Je ne me sens ni prêt ni capable de gérer cette situation inédite. Cela a l'air un peu ridicule, je sais bien, mais tant que je reste ici, dans le ventre de cette créature de béton et de verre, je suis à l'abri. Protégé. Préservé. Du présent, de la vérité, du monde extérieur. De la douleur, aussi. Autrement dit, tant que je ne passe pas ce portique situé juste derrière moi, que je franchis pas cette frontière infime entre l'homme que je suis et celui que je deviendrai une fois dehors , les choses resteront en l'état, suspendues, pareilles à un funambule sur son fil, entre l'équilibre et la chute.
Alors, rien ne se serait définitivement produit.
L’Art n’est qu’un tour de passe-passe, un effet d’optique, au mieux un léger contretemps qui retarde temporairement l’échéance de ce que nous sommes. Il ne nous rend pas plus jeunes, ni plus beaux, ni plus forts, ni plus courageux. L’écriture n’a pas fait de moi un homme meilleur.
Elle m’a juste donné l’illusion d’être un peu moins médiocre.
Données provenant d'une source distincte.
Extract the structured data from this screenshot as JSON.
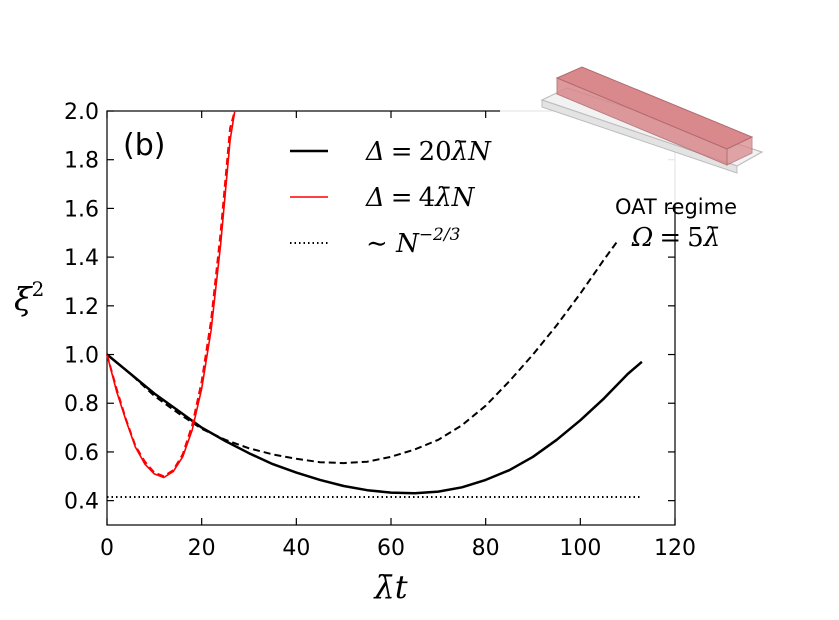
{
  "chart_data": {
    "type": "line",
    "panel_label": "(b)",
    "xlabel": "λ̄t",
    "ylabel": "ξ",
    "ylabel_sup": "2",
    "xlim": [
      0,
      120
    ],
    "ylim": [
      0.3,
      2.0
    ],
    "xticks": [
      0,
      20,
      40,
      60,
      80,
      100,
      120
    ],
    "yticks": [
      0.4,
      0.6,
      0.8,
      1.0,
      1.2,
      1.4,
      1.6,
      1.8,
      2.0
    ],
    "xtick_labels": [
      "0",
      "20",
      "40",
      "60",
      "80",
      "100",
      "120"
    ],
    "ytick_labels": [
      "0.4",
      "0.6",
      "0.8",
      "1.0",
      "1.2",
      "1.4",
      "1.6",
      "1.8",
      "2.0"
    ],
    "legend": [
      {
        "label": "Δ = 20λ̄N",
        "lhs": "Δ",
        "eq": "=",
        "rhs_num": "20",
        "rhs_sym": "λ̄",
        "rhs_tail": "N",
        "color": "#000000",
        "style": "solid"
      },
      {
        "label": "Δ = 4λ̄N",
        "lhs": "Δ",
        "eq": "=",
        "rhs_num": "4",
        "rhs_sym": "λ̄",
        "rhs_tail": "N",
        "color": "#ff0000",
        "style": "solid"
      },
      {
        "label": "∼ N^(−2/3)",
        "prefix": "∼ ",
        "base": "N",
        "exp": "−2/3",
        "color": "#000000",
        "style": "dotted"
      }
    ],
    "series": [
      {
        "name": "Δ = 20λ̄N (solid)",
        "color": "#000000",
        "style": "solid",
        "width": 2.5,
        "x": [
          0,
          5,
          10,
          15,
          20,
          25,
          30,
          35,
          40,
          45,
          50,
          55,
          60,
          65,
          70,
          75,
          80,
          85,
          90,
          95,
          100,
          105,
          110,
          113
        ],
        "y": [
          1.0,
          0.92,
          0.84,
          0.77,
          0.7,
          0.645,
          0.595,
          0.55,
          0.515,
          0.485,
          0.46,
          0.443,
          0.433,
          0.43,
          0.437,
          0.455,
          0.485,
          0.525,
          0.58,
          0.65,
          0.73,
          0.82,
          0.92,
          0.97
        ]
      },
      {
        "name": "Δ = 20λ̄N (dashed)",
        "color": "#000000",
        "style": "dashed",
        "width": 2.0,
        "x": [
          0,
          5,
          10,
          15,
          20,
          25,
          30,
          35,
          40,
          45,
          50,
          55,
          60,
          65,
          70,
          75,
          80,
          85,
          90,
          95,
          100,
          105,
          108
        ],
        "y": [
          1.0,
          0.92,
          0.83,
          0.76,
          0.695,
          0.65,
          0.615,
          0.59,
          0.572,
          0.558,
          0.554,
          0.56,
          0.58,
          0.61,
          0.65,
          0.71,
          0.79,
          0.89,
          1.0,
          1.12,
          1.25,
          1.39,
          1.47
        ]
      },
      {
        "name": "Δ = 4λ̄N (solid)",
        "color": "#ff0000",
        "style": "solid",
        "width": 1.6,
        "x": [
          0,
          2,
          4,
          6,
          8,
          10,
          12,
          14,
          16,
          18,
          20,
          22,
          24,
          26,
          27
        ],
        "y": [
          1.0,
          0.85,
          0.73,
          0.62,
          0.55,
          0.51,
          0.495,
          0.52,
          0.58,
          0.69,
          0.86,
          1.1,
          1.45,
          1.88,
          2.0
        ]
      },
      {
        "name": "Δ = 4λ̄N (dashed)",
        "color": "#ff0000",
        "style": "dashed",
        "width": 2.0,
        "x": [
          0,
          2,
          4,
          6,
          8,
          10,
          12,
          14,
          16,
          18,
          20,
          22,
          24,
          26,
          27
        ],
        "y": [
          1.0,
          0.86,
          0.735,
          0.625,
          0.56,
          0.515,
          0.5,
          0.525,
          0.59,
          0.71,
          0.89,
          1.14,
          1.5,
          1.93,
          2.0
        ]
      },
      {
        "name": "∼ N^(−2/3)",
        "color": "#000000",
        "style": "dotted",
        "width": 2.0,
        "x": [
          0,
          113
        ],
        "y": [
          0.415,
          0.415
        ]
      }
    ],
    "inset": {
      "title": "OAT regime",
      "eq_lhs": "Ω",
      "eq_mid": "=",
      "eq_num": "5",
      "eq_sym": "λ̄",
      "slab_color": "#d9888c",
      "base_color": "#f2f2f2"
    }
  }
}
Le jour, fatigué, capitule devant le sourire voilé de la nuit, victorieuse à son tour. Inexorablement, la lumière baisse, l’obscurité s’étend tel un flacon d’encre de Chine renversé sur une feuille blanche. Tout cela se fait dans une synchronisation parfaite, tranquille, naturelle. Derrière une grande baie vitrée, j’admire ce joli passage de témoin.
Il n’y a que dans le ciel que le déclin est beau.